The Italians, seven times world champions and one of the great crews in rowing history, had built up a lead of four and a half seconds at the half-way stage. Dumitru Popescu and Nicolai Taga, of Romania, were in second place and the Searles in third.
However, Greg, 20, and Jonny, 23, seem to have been convinced all their lives that they would one day take the top prize in sport, and take it together. In an extraordinary climax to the race they drove to the finish line, cutting the deficit of a boat's length in the last 200 metres and racing the Italians to a halt. It was as striking a reversal of the old order as any in rowing.
'Everything was going black at the end,' Greg, the 15st 11lb powerhouse, said. 'But being brothers we both switched into the same autopilot and got moving. There is no one I would rather row with and no one I would trust more than Jonny. We have always been competitive with each other and now it's brilliant to be on the same side.'
Underlining their effort, their cox, Garry Herbert, a 22-year-old history student, said: 'I wanted them to be prepared to die for us, and they nearly did.'
'Garry was brilliant,' Greg said. 'He told us exactly where the Italians were and he really motivated us with things like: 'If not now, when? If not you, who? How much do you want this?' We knew then that we wanted it more than them.'
The brothers from Chertsey, Surrey, are coached by Steve Gunn, who should have spent this summer teaching at Hampton School, where the Searles first learned their rowing.

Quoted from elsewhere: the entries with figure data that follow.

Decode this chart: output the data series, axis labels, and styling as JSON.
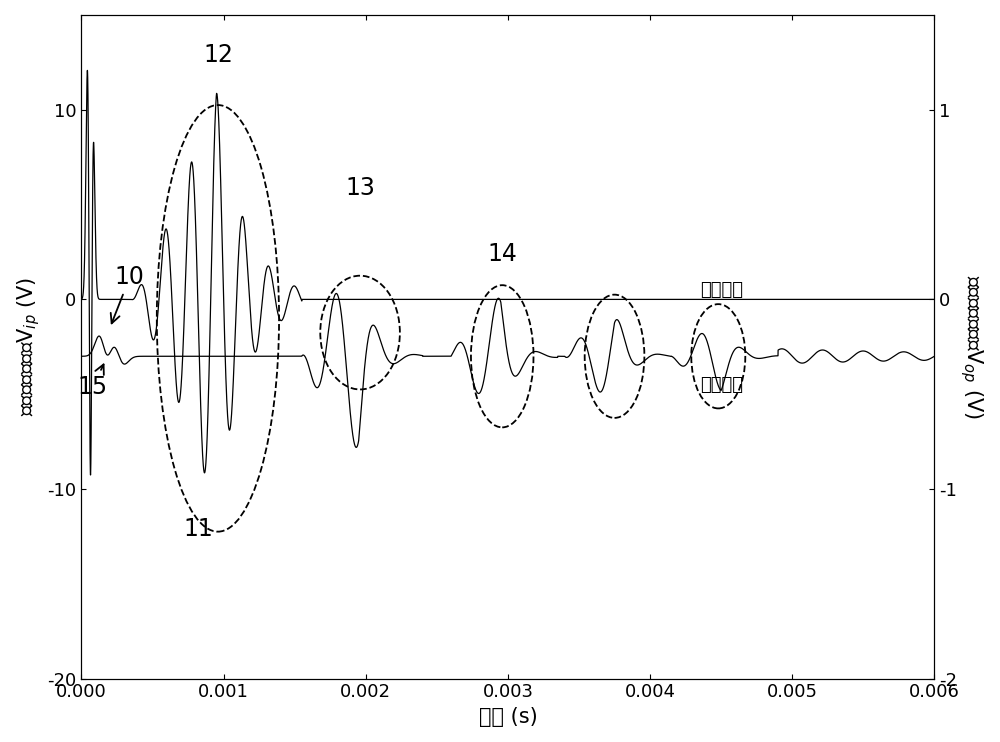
{
  "xlabel": "时间 (s)",
  "ylabel_left": "激励信号电压，Vᵢₚ (V)",
  "ylabel_right": "接收信号电压，Vₒₚ (V)",
  "xlim": [
    0.0,
    0.006
  ],
  "ylim_left": [
    -20,
    15
  ],
  "ylim_right": [
    -2,
    1.5
  ],
  "xticks": [
    0.0,
    0.001,
    0.002,
    0.003,
    0.004,
    0.005,
    0.006
  ],
  "yticks_left": [
    -20,
    -10,
    0,
    10
  ],
  "yticks_right": [
    -2,
    -1,
    0,
    1
  ],
  "label_excitation": "激励信号",
  "label_received": "接收信号",
  "background_color": "#ffffff",
  "line_color": "#000000",
  "fontsize_labels": 15,
  "fontsize_ticks": 13,
  "fontsize_annot": 17
}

Instead Gunn chose to drop almost everything to take his former pupils to their first Olympics. He knew they would win if it was close enough for them to make a fight of it. 'How many races like that has Jonny won for me over the last seven years or so?' he said.
It was when Jonny began to win medals after taking up the sport at school that his younger brother forsook rugby for rowing and went on to match his brother's achievements by winning junior world gold medals in 1989 and 1990.
The brothers raced together for the first time in the eights in 1990, when they came fourth in the world championships. In 1991 they took bronze, still in the eights, before switching to the coxed pairs this year.
Gunn resumed his work with the brothers after their victory over Britain's other gold medallists, Steven Redgrave and Matthew Pinsent, in the Olympic trials at Nottingham in April.
The spectators thought the Abbagnales would stay ahead yesterday because the Searles had not yet shown in the regatta sufficient speed to catch them. But few knew that Jonny broke a rib in their famous victory over Redgrave and Pinsent.
For five weeks he carried the injury, but after an X-ray it was strapped and he took two weeks off before the Lucerne regatta, where he raced without proper preparation. Their fourth place there seemed to many the measure of their Olympic challenge.
At altitude training camp in Austria their times, measured as a percentage of the supposed gold medal time, were the slowest of the British boats for the first week when the programme demanded that the rate of strokes to the minute be kept low. But as the rate came up so they climbed through the rankings.
The team psychologist, Brian Miller, has spent months developing the race preparation and focus skills of the team, but he denies any responsibility for their victory. He says that if all the athletes had to put their hands in a flame for as long as was endurable the Searles would be the last to quit.
At 20 and 23 they are 10 years younger than the Abbagnales. They will not keep their hands in the Olympic flame for as long as the gladioli growers from Naples but only because they have so much else they want to do in life.